Dopo esser stata la natura protagonista, ecco le meraviglie costruite dall’uomo: Da Nang, coi suoi templi costruiti sulla montagna di marmo, a Huè, capitale imperiale, con la sua Città Proibita che ricalca quella di Pechino, a Ho Chi Minh Ville, l’antica Saigon, ormai proiettata verso il futuro, vetrina “americanizzata” di un Vietnam che ha lasciato alle spalle decenni di guerre per diventare sempre di più una potenza economica.
Lasciata l’ex capitale siamo partiti alla scoperta del delta del Mekong, arteria fluviale di vitale importanza per i paesi dell’area; ed ecco il Vietnam delle cartoline, risaie a perdita d’occhio, contadini intenti a lavorare una terra generosa che dà fino a tre raccolti l’anno, appezzamenti di terra strappati all’acqua onnipresente adibiti ad orti domestici che producono ogni ben di Dio di verdure; e ancora bufali d’acqua che, grazie alla loro forza, aiutano l’uomo a dissodare la terra, allevamenti intensivi di pesci e gamberi d’acqua dolce, di anatre, pollame e suini e bimbi, tanti bimbi…
Lasciato il Vietnam, in battello, abbiamo proseguito per Phnom Penh, la capitale della Cambogia.
Paese straordinario sede di un’antichissima civiltà, quella Khmer, la Khampuchea (“Il paese d’oro” in cambogiano) odierna esce da un incubo chiamato Pol Pot, ideatore di un’ideologia di auto-genocidio unica tra le atrocità del XX° secolo.
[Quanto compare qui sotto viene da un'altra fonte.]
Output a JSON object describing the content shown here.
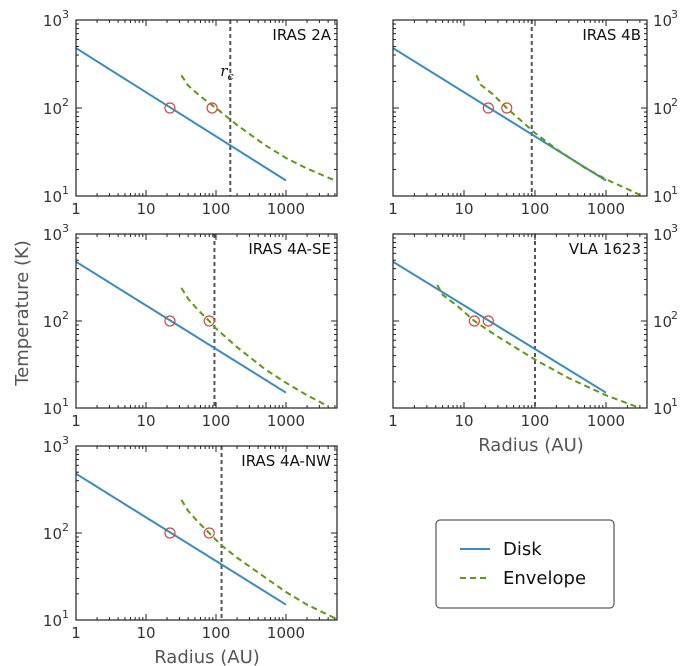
{
  "colors": {
    "disk": "#3a8bc1",
    "envelope": "#5c9a12",
    "marker": "#d04a3a",
    "vline": "#555555",
    "frame": "#222222"
  },
  "ylabel": "Temperature (K)",
  "xlabel": "Radius (AU)",
  "legend": {
    "disk": "Disk",
    "envelope": "Envelope"
  },
  "x_ticks": [
    "1",
    "10",
    "100",
    "1000"
  ],
  "y_ticks": [
    "10",
    "10",
    "10"
  ],
  "y_exps": [
    "1",
    "2",
    "3"
  ],
  "chart_data": [
    {
      "type": "line",
      "title": "IRAS 2A",
      "annotation": "r_c",
      "xlim": [
        1,
        5000
      ],
      "ylim": [
        10,
        1000
      ],
      "log_x": true,
      "log_y": true,
      "vline_x": 160,
      "series": [
        {
          "name": "Disk",
          "x": [
            1,
            1000
          ],
          "y": [
            480,
            15
          ]
        },
        {
          "name": "Envelope",
          "x": [
            32,
            40,
            60,
            100,
            200,
            500,
            1000,
            2000,
            5000
          ],
          "y": [
            235,
            180,
            135,
            100,
            64,
            38,
            27,
            20.5,
            15
          ]
        }
      ],
      "markers": [
        {
          "x": 22,
          "y": 100
        },
        {
          "x": 88,
          "y": 100
        }
      ]
    },
    {
      "type": "line",
      "title": "IRAS 4B",
      "xlim": [
        1,
        5000
      ],
      "ylim": [
        10,
        1000
      ],
      "log_x": true,
      "log_y": true,
      "vline_x": 90,
      "series": [
        {
          "name": "Disk",
          "x": [
            1,
            1000
          ],
          "y": [
            480,
            15
          ]
        },
        {
          "name": "Envelope",
          "x": [
            15,
            17,
            25,
            40,
            60,
            100,
            200,
            500,
            1000,
            2000,
            3000
          ],
          "y": [
            235,
            185,
            145,
            100,
            75,
            52,
            34,
            21,
            15.5,
            12,
            10.3
          ]
        }
      ],
      "markers": [
        {
          "x": 22,
          "y": 100
        },
        {
          "x": 40,
          "y": 100
        }
      ]
    },
    {
      "type": "line",
      "title": "IRAS 4A-SE",
      "xlim": [
        1,
        5000
      ],
      "ylim": [
        10,
        1000
      ],
      "log_x": true,
      "log_y": true,
      "vline_x": 95,
      "series": [
        {
          "name": "Disk",
          "x": [
            1,
            1000
          ],
          "y": [
            480,
            15
          ]
        },
        {
          "name": "Envelope",
          "x": [
            32,
            40,
            55,
            80,
            100,
            200,
            500,
            1000,
            2000,
            4000
          ],
          "y": [
            240,
            180,
            135,
            100,
            82,
            50,
            28,
            19.5,
            14,
            10.5
          ]
        }
      ],
      "markers": [
        {
          "x": 22,
          "y": 100
        },
        {
          "x": 80,
          "y": 100
        }
      ]
    },
    {
      "type": "line",
      "title": "VLA 1623",
      "xlim": [
        1,
        5000
      ],
      "ylim": [
        10,
        1000
      ],
      "log_x": true,
      "log_y": true,
      "vline_x": 100,
      "series": [
        {
          "name": "Disk",
          "x": [
            1,
            1000
          ],
          "y": [
            480,
            15
          ]
        },
        {
          "name": "Envelope",
          "x": [
            4.2,
            5,
            8,
            14,
            30,
            100,
            300,
            1000,
            3000
          ],
          "y": [
            260,
            200,
            150,
            100,
            66,
            36,
            22,
            14,
            10
          ]
        }
      ],
      "markers": [
        {
          "x": 14,
          "y": 100
        },
        {
          "x": 22,
          "y": 100
        }
      ]
    },
    {
      "type": "line",
      "title": "IRAS 4A-NW",
      "xlim": [
        1,
        5000
      ],
      "ylim": [
        10,
        1000
      ],
      "log_x": true,
      "log_y": true,
      "vline_x": 120,
      "series": [
        {
          "name": "Disk",
          "x": [
            1,
            1000
          ],
          "y": [
            480,
            15
          ]
        },
        {
          "name": "Envelope",
          "x": [
            32,
            40,
            55,
            80,
            120,
            200,
            500,
            1000,
            2000,
            5000
          ],
          "y": [
            240,
            180,
            135,
            100,
            72,
            52,
            31,
            21,
            15,
            10.5
          ]
        }
      ],
      "markers": [
        {
          "x": 22,
          "y": 100
        },
        {
          "x": 80,
          "y": 100
        }
      ]
    }
  ]
}
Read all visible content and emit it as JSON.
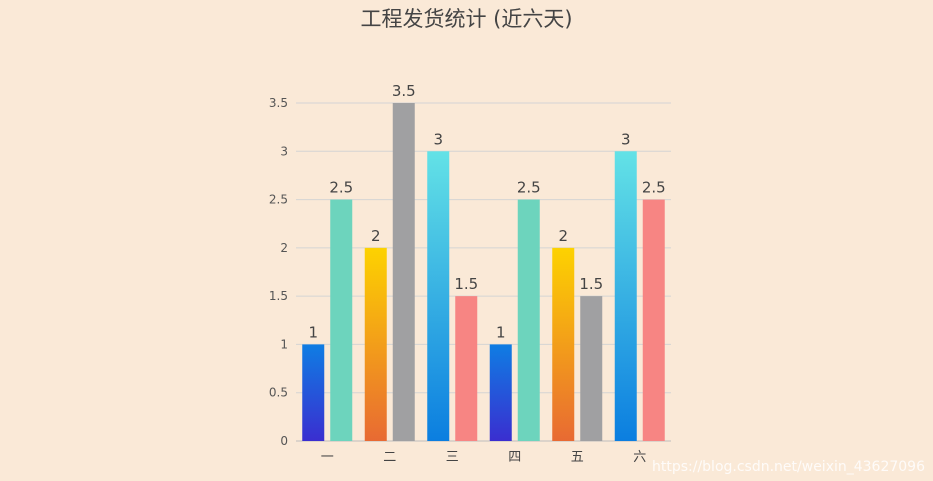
{
  "chart_data": {
    "type": "bar",
    "title": "工程发货统计 (近六天)",
    "categories": [
      "一",
      "二",
      "三",
      "四",
      "五",
      "六"
    ],
    "ylim": [
      0,
      3.5
    ],
    "yticks": [
      "0",
      "0.5",
      "1",
      "1.5",
      "2",
      "2.5",
      "3",
      "3.5"
    ],
    "grid": true,
    "bars": [
      {
        "category": "一",
        "values": [
          1,
          2.5
        ],
        "styles": [
          "blue",
          "teal"
        ]
      },
      {
        "category": "二",
        "values": [
          2,
          3.5
        ],
        "styles": [
          "orange",
          "gray"
        ]
      },
      {
        "category": "三",
        "values": [
          3,
          1.5
        ],
        "styles": [
          "cyan",
          "salmon"
        ]
      },
      {
        "category": "四",
        "values": [
          1,
          2.5
        ],
        "styles": [
          "blue",
          "teal"
        ]
      },
      {
        "category": "五",
        "values": [
          2,
          1.5
        ],
        "styles": [
          "orange",
          "gray"
        ]
      },
      {
        "category": "六",
        "values": [
          3,
          2.5
        ],
        "styles": [
          "cyan",
          "salmon"
        ]
      }
    ],
    "colors": {
      "blue": [
        "#0f7de3",
        "#3a2ed0"
      ],
      "teal": [
        "#6dd4bd",
        "#6dd4bd"
      ],
      "orange": [
        "#fdd200",
        "#e86a33"
      ],
      "gray": [
        "#a0a0a2",
        "#a0a0a2"
      ],
      "cyan": [
        "#63e2e6",
        "#0b7ee0"
      ],
      "salmon": [
        "#f78583",
        "#f78583"
      ]
    }
  },
  "watermark": "https://blog.csdn.net/weixin_43627096"
}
La sua capitale, abbandonata e quasi totalmente distrutta in quegli anni, ci accoglie con grattacieli moderni, hotel scintillanti e palazzi rimessi a nuovo, come quello Reale, meraviglioso esempio di Arte Khmer, oasi di pace e serenità, in una città che ha fretta di dimenticare il suo triste passato. E poi via, verso il gioiello della Cambogia: Angkor Wat, l’antica capitale di un Impero che andava dall’odierna Birmania, alla penisola malese, dal Laos all’odierno Vietnam.
Lungo la strada, scene di vita quotidiana, così lontane da quelle di cui siamo abituati,da lasciare senza fiato: dal mercato, che vende quasi esclusivamente insetti cucinati, ai villaggi costruiti su palafitte, dove la vita quotidiana si svolge in simbiosi con l’acqua, dal momento della nascita a quello della morte, a distese infinite di risaie punteggiate qua e là da casupole e templi.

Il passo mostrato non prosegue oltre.